With the Constitution as it stands, it is assumed that despite free access to information, prospective jurors will be capable, if willing, to confine their judgments to the case and setting (the trial) at hand. The newly sparked controversy denies this possibility; but it does more than that: it denies that any human being is capable of offering objective judgments on anything once he has been exposed to facts which may be related (or may seem to be related) to the situation about which judgment is required.
And here is where the claim indicting human judgment and objectivity runs into serious difficulties. The claim itself, or so its proponents would like to maintain, is objective, unprejudiced, pure, etc. But how can it be? If all human judgments, ranging from those made by jurors to those made by all others, are necessarily fettered by irrelevant facts, prejudices, etc., would the judgment which arrived at this conclusion also be so fettered?
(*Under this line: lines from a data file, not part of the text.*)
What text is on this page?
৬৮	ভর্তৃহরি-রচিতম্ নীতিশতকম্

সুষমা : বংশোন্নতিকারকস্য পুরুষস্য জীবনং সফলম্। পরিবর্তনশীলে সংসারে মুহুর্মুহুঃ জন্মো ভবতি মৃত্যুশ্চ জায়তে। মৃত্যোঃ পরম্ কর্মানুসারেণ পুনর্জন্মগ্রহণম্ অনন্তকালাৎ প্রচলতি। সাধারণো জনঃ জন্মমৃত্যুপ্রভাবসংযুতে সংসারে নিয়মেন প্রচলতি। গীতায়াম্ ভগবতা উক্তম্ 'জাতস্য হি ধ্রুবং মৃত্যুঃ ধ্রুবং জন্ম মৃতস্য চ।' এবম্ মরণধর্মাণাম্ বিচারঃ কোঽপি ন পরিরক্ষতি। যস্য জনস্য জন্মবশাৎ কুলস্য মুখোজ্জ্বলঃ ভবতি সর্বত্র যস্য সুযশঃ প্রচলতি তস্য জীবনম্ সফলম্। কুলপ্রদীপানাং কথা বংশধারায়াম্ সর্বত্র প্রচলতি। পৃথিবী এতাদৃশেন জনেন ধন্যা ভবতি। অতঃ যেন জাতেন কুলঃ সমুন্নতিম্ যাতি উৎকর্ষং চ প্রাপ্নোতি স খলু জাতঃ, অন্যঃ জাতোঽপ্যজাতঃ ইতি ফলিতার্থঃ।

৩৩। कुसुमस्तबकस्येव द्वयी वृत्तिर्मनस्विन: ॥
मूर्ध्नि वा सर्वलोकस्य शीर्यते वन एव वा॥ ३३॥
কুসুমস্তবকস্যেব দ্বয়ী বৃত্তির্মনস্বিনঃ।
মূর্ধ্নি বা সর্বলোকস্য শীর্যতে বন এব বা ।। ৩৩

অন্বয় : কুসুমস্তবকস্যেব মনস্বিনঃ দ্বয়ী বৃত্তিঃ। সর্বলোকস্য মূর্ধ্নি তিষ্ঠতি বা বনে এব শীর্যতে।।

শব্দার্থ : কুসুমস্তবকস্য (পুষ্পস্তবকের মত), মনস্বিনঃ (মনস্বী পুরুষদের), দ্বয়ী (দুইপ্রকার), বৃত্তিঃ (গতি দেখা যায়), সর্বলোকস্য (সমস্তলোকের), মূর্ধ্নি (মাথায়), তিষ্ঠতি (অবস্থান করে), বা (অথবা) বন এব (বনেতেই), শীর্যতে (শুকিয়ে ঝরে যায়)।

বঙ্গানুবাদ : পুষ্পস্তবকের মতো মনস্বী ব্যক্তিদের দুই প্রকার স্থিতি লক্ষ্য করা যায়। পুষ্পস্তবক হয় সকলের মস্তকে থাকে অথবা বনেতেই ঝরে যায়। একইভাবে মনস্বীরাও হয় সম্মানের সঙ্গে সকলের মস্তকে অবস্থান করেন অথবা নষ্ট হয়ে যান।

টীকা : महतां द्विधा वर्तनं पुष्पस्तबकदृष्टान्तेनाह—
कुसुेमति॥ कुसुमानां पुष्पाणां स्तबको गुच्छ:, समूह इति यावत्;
And if it is a hampered, disturbed, prejudiced judgment, why should we accept it at all? Is it not the aim of this indictment of the human capacity to make objective judgments to show that such judgments are unreliable precisely because they could not be objective? But if so, then the indictment itself is unreliable and cannot be accepted as valid. So the basis of the whole controversy is dissolved since it rests on a contradiction. If the indictment is valid, then it is invalid; only if it is invalid could it hope to be valid. Thus the indictment cannot be supported at all.
The controversy about "free press vs. fair trial" is sham. It rests on a mistake or misrepresentation of facts. Let us hope that those who could act on such mistakes will not be moved to act on this one.
Let me now add that there is something which should be of concern to those who are interested in maximum justice within the criminal law. This concerns the appropriateness of police and court authorities to supply newspapermen with information not related to the crime in question. Is it right for clerks to release the information on the accused which concerns the accused's record of previous arrests? Should other personal data be at the disposal of the public? Should legal authorities supply reports with any kind of information pertaining to a crime?
These questions require lengthy answers. But they do not pertain to questions of "Free Press vs. Fair Trial." A newspaperman should be allowed to print anything he can get his hands on. Whether a police or court official should be able to release any information to newsmen which happens to be in his trust is an entirely different question. It relates to that other touchy problem of "Open vs. Closed Public Files."